TikTok Akan Hilang di tempat Amerika Serikat Jika 4 April 2025 Tidak Dijual

JAKARTA – TikTok akan dilarang lagi mulai 4 April apabila belum dijual ke entitas yang dimaksud berpusat dalam Amerika Serikat (AS).
.
Beberapa perusahaan termasuk Oracle, Mr Beast, Microsoft, lalu Perplexity tertarik untuk membeli TikTok.
Perintah perdagangan itu dikeluarkan oleh sebab itu adanya tuduhan bahwa TikTok memberi China akses ke data pengguna AS.
Awal tahun ini, pabrik itu berhenti beroperasi selama sehari sebagai aksi lanjut dari perintah eksekutif Presiden Biden yang memerintahkan pabrik itu untuk dijual.

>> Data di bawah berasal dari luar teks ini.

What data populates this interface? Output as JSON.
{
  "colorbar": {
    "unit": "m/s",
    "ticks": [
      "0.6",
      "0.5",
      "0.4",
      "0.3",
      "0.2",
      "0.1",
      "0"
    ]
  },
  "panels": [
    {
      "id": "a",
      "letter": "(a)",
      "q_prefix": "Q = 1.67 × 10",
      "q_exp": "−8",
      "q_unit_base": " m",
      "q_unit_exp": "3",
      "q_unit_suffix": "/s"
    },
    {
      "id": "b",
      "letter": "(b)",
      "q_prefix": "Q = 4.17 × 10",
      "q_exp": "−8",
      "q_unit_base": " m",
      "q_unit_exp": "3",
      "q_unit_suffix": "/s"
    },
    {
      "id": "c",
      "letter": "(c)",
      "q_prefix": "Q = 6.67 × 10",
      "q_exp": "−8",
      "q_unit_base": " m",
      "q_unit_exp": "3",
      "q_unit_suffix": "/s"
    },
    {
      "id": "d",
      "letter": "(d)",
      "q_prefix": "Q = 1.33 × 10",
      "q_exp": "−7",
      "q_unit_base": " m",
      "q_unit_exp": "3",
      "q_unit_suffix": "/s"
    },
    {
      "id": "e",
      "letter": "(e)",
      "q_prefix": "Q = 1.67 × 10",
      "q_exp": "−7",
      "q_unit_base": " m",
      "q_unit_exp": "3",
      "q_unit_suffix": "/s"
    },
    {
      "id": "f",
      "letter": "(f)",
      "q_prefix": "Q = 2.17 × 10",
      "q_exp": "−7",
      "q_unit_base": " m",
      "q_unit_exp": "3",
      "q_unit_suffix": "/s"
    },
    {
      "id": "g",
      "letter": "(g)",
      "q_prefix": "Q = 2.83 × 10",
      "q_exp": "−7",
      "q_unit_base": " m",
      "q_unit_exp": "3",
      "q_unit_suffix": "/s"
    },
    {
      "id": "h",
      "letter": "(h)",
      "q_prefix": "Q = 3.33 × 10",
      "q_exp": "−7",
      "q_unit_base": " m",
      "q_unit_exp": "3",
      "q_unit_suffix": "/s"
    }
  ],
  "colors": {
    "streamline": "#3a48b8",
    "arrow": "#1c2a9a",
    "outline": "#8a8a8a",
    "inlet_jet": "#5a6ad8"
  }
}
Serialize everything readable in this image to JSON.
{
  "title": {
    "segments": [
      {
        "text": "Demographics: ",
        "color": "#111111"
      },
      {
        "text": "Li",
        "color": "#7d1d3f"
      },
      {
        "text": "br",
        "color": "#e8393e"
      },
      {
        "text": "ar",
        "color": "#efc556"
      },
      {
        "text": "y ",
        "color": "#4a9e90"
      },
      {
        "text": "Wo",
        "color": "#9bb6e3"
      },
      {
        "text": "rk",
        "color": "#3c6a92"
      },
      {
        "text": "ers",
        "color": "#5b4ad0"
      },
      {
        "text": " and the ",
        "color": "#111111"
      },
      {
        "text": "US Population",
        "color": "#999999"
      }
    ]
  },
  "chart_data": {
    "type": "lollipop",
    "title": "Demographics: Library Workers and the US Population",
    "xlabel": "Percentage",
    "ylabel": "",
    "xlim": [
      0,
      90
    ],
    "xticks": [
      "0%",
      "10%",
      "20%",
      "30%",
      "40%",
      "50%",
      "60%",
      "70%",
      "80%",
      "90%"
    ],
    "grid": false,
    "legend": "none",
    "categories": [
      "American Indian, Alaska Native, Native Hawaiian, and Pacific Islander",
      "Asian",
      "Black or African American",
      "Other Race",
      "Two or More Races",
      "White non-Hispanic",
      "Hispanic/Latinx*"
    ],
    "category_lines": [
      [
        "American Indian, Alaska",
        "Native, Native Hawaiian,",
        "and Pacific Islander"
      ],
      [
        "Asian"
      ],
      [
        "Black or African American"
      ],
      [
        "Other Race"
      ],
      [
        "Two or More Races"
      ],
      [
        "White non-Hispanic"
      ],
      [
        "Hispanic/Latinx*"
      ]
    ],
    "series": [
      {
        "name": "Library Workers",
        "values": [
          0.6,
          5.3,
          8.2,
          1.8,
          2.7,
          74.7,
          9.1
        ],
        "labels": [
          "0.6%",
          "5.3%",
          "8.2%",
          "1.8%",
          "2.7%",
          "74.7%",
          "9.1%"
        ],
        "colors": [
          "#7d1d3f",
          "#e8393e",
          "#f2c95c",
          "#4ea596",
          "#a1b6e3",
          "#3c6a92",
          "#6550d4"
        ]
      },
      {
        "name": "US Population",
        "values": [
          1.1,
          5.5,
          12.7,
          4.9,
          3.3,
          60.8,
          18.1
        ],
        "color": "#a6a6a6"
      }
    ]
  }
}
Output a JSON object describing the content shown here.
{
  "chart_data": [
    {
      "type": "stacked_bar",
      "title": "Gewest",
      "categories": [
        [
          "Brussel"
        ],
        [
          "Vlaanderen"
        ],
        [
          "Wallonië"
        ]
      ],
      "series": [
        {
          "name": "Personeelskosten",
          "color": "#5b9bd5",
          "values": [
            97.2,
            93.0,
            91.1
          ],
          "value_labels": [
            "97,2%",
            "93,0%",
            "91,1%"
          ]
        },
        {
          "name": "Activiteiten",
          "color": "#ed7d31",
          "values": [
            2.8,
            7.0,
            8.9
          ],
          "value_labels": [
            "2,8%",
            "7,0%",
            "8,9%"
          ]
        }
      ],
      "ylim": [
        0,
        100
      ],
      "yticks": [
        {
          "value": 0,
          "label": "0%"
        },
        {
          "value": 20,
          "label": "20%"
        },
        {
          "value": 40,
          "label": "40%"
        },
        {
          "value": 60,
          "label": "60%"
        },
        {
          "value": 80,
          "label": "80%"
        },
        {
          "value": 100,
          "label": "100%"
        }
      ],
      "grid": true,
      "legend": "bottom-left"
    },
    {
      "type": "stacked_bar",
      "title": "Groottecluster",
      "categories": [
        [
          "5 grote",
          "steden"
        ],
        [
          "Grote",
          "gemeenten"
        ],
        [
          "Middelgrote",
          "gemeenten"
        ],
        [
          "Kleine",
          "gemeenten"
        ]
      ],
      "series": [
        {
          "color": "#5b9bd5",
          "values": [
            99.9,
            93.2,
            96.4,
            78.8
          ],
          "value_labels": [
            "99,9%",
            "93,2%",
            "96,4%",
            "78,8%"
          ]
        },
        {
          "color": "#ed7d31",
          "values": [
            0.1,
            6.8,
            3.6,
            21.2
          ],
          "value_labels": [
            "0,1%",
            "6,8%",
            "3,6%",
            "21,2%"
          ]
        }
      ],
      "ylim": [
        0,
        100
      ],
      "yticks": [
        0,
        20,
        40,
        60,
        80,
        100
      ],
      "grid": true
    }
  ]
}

Periode perdagangan diperpanjang selama 75 hari oleh Presiden Trump pada tanggal 20 Januari.
Meski hanya saja tersisa sembilan hari, TikTok belum mengumumkan siapa yang dimaksud akan membeli kegiatan bisnis mereka.
Beberapa minggu yang lalu, Oracle dilaporkan menjadi perusahaan pilihan Presiden Trump juga Bytedance sebab merek sudah ada terlibat di proses pengiriman data pengguna Amerika Serikat ke browser pada negara tersebut.
Selain itu, Mr Beast, Microsoft, kemudian Perplexity juga telah lama menyatakan keinginan mereka itu untuk membeli jaringan media sosial yang tersebut memiliki lebih tinggi dari 300 jt pengguna di dalam AS.
Perintah pelanggan dikeluarkan oleh Presiden Biden lantaran TikTok dituduh memberikan China akses ke data pengguna AS, meskipun hal itu dibantah oleh Bytedance, perusahaan induk mereka.